Multithreaded Pipeline Summary
The following points attempt to summarize the key details about multithreaded pipelines:
- Use multithreaded origins to create a multithreaded pipeline. You can use the
following origins at this time:
- Amazon S3 - Reads objects stored in Amazon S3.
- Amazon SQS Consumer - Reads data from queues in Amazon Simple Queue Services (SQS).
- Azure Blob Storage - Reads data from Microsoft Azure Blob Storage.
- Azure Data Lake Storage Gen1 - Reads data from Microsoft Azure Data Lake Storage Gen1.
- Azure Data Lake Storage Gen2 - Reads data from Microsoft Azure Data Lake Storage Gen2.
- Azure Data Lake Storage Gen2 (Legacy) - Reads data from Microsoft Azure Data Lake Storage Gen2.
- Azure IoT/Event Hub Consumer - Reads data from Microsoft Azure Event Hub.
- CoAP Server - Listens on a CoAP endpoint and processes the contents of all authorized CoAP requests.
- Couchbase - Reads data from Couchbase Server.
- Directory - Reads fully written files from a directory.
- Elasticsearch - Reads data from an Elasticsearch cluster.
- Google Pub/Sub Subscriber - Consumes messages from a Google Pub/Sub subscription.
- Groovy Scripting - Runs a Groovy script to create Data Collector records.
- Hadoop FS Standalone - Reads fully-written files in HDFS.
- HTTP Server - Listens on a HTTP endpoint and processes the contents of all authorized HTTP POST and PUT requests.
- JavaScript Scripting - Runs a JavaScript script to create Data Collector records.
- JDBC Multitable Consumer - Reads database data from multiple tables through a JDBC connection.
- Jython Scripting - Runs a Jython script to create Data Collector records.
- Kafka Multitopic Consumer - Reads data from multiple topics in a Kafka cluster.
- Kinesis Consumer - Reads data from a Kinesis cluster.
- MapR DB CDC - Reads changed MapR DB data that has been written to MapR Streams.
- MapR FS Standalone - Reads fully written files in MapR.
- MapR Multitopic Streams Consumer - Reads data from multiple topics in a MapR Streams cluster.
- Oracle Bulkload - Reads data from multiple Oracle database tables, then stops the pipeline.
- Oracle Multitable Consumer - Reads data from multiple Oracle database tables.
- Pulsar Consumer - Reads messages from Apache Pulsar topics.
- REST Service - Listens on an HTTP endpoint, parses the contents of all authorized requests, and sends responses back to the originating REST API. Use as part of a microservices pipeline.
- Salesforce Bulk API 2.0 - Reads data from Salesforce using Salesforce Bulk API 2.0.
- Snowflake Bulk origin - Reads data from multiple Snowflake tables, then stops the pipeline.
- SQL Server CDC Client - Reads data from Microsoft SQL Server CDC tables.
- SQL Server Change Tracking - Processes data from Microsoft SQL Server change tracking tables.
- TCP Server - Listens at the specified ports and processes incoming data over TCP/IP connections.
- Teradata Consumer - Reads Teradata Database data from multiple tables and multiple schemas through a JDBC connection.
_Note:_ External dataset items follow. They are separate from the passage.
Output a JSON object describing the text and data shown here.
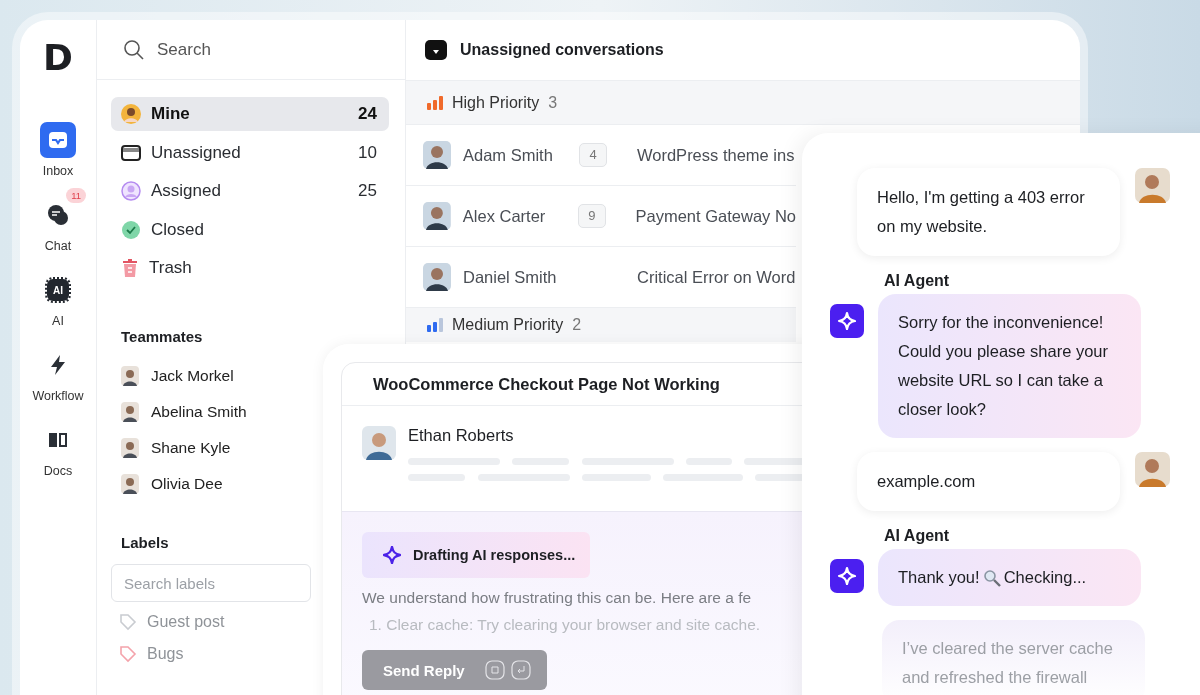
{
  "rail": {
    "logo": "D",
    "items": [
      {
        "label": "Inbox",
        "kind": "inbox",
        "selected": true
      },
      {
        "label": "Chat",
        "kind": "chat",
        "selected": false,
        "badge": "11"
      },
      {
        "label": "AI",
        "kind": "ai",
        "selected": false,
        "icon_text": "AI"
      },
      {
        "label": "Workflow",
        "kind": "workflow",
        "selected": false
      },
      {
        "label": "Docs",
        "kind": "docs",
        "selected": false
      }
    ]
  },
  "search": {
    "placeholder": "Search"
  },
  "folders": [
    {
      "label": "Mine",
      "count": "24",
      "kind": "mine",
      "selected": true
    },
    {
      "label": "Unassigned",
      "count": "10",
      "kind": "unassigned",
      "selected": false
    },
    {
      "label": "Assigned",
      "count": "25",
      "kind": "assigned",
      "selected": false
    },
    {
      "label": "Closed",
      "kind": "closed",
      "selected": false
    },
    {
      "label": "Trash",
      "kind": "trash",
      "selected": false
    }
  ],
  "teammates": {
    "title": "Teammates",
    "members": [
      {
        "name": "Jack Morkel"
      },
      {
        "name": "Abelina Smith"
      },
      {
        "name": "Shane Kyle"
      },
      {
        "name": "Olivia Dee"
      }
    ]
  },
  "labels": {
    "title": "Labels",
    "search_placeholder": "Search labels",
    "items": [
      {
        "name": "Guest post",
        "color": "#c9ccd1"
      },
      {
        "name": "Bugs",
        "color": "#f4a3ab"
      }
    ]
  },
  "conversations": {
    "title": "Unassigned conversations",
    "groups": [
      {
        "name": "High Priority",
        "count": "3",
        "kind": "high",
        "rows": [
          {
            "name": "Adam Smith",
            "unread": "4",
            "subject": "WordPress theme ins"
          },
          {
            "name": "Alex Carter",
            "unread": "9",
            "subject": "Payment Gateway No"
          },
          {
            "name": "Daniel Smith",
            "subject": "Critical Error on Word"
          }
        ]
      },
      {
        "name": "Medium Priority",
        "count": "2",
        "kind": "medium"
      }
    ]
  },
  "ticket": {
    "title": "WooCommerce Checkout Page Not Working",
    "author": "Ethan Roberts",
    "ai_status": "Drafting AI responses...",
    "draft": "We understand how frustrating this can be. Here are a fe",
    "steps": [
      "1. Clear cache: Try clearing your browser and site cache."
    ],
    "send_button": "Send Reply"
  },
  "chat": {
    "messages": [
      {
        "kind": "customer",
        "text": "Hello, I'm getting a 403 error on my website."
      },
      {
        "kind": "agent",
        "sender": "AI Agent",
        "text": "Sorry for the inconvenience! Could you please share your website URL so I can take a closer look?"
      },
      {
        "kind": "customer",
        "text": "example.com"
      },
      {
        "kind": "agent_search",
        "sender": "AI Agent",
        "text": "Thank you!",
        "text_after": "Checking..."
      },
      {
        "kind": "agent_faded",
        "text": "I’ve cleared the server cache and refreshed the firewall"
      }
    ]
  }
}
- UDP Multithreaded Source - Reads messages from one or more UDP ports.
- WebSocket Server - Listens on a WebSocket endpoint and processes the contents of all authorized WebSocket requests.
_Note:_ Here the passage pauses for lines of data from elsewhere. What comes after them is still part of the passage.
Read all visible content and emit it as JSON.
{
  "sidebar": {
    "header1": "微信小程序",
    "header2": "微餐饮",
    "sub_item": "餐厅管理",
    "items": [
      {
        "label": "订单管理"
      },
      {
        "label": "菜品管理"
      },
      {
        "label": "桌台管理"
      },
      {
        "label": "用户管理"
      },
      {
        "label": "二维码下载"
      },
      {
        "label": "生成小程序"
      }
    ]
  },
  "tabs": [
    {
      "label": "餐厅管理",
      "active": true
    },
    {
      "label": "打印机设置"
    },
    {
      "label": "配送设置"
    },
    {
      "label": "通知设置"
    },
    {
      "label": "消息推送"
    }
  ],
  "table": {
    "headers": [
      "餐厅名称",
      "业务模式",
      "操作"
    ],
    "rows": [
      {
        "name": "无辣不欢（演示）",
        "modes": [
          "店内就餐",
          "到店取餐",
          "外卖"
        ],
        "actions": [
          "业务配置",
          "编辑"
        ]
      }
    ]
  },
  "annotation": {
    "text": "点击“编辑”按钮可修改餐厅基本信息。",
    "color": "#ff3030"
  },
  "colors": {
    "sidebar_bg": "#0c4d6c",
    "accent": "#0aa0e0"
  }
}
- Dev Data Generator - Generates random data for development and testing.
- Unlike a basic, single-threaded pipeline, a multithreaded pipeline cannot
guarantee the order of data.
Data within a batch is processed in order, but since batches are created quickly and passed to different threads, the order of batches can change as they are written to pipeline destinations.
- Processors that cache information generally have a separate cache for each instance of the pipeline. The exception is the Record Deduplicator, which can identify duplicate records across all pipeline runners.
- The pipeline and stage statistics that display during monitoring are aggregated across all threads.
- To optimize performance and resource usage, check the Available Pipeline Runners histogram to see if pipeline runners are being used effectively.
- We recommend monitoring the resource usage of the pipeline and the Data Collector heap usage, increasing them as needed.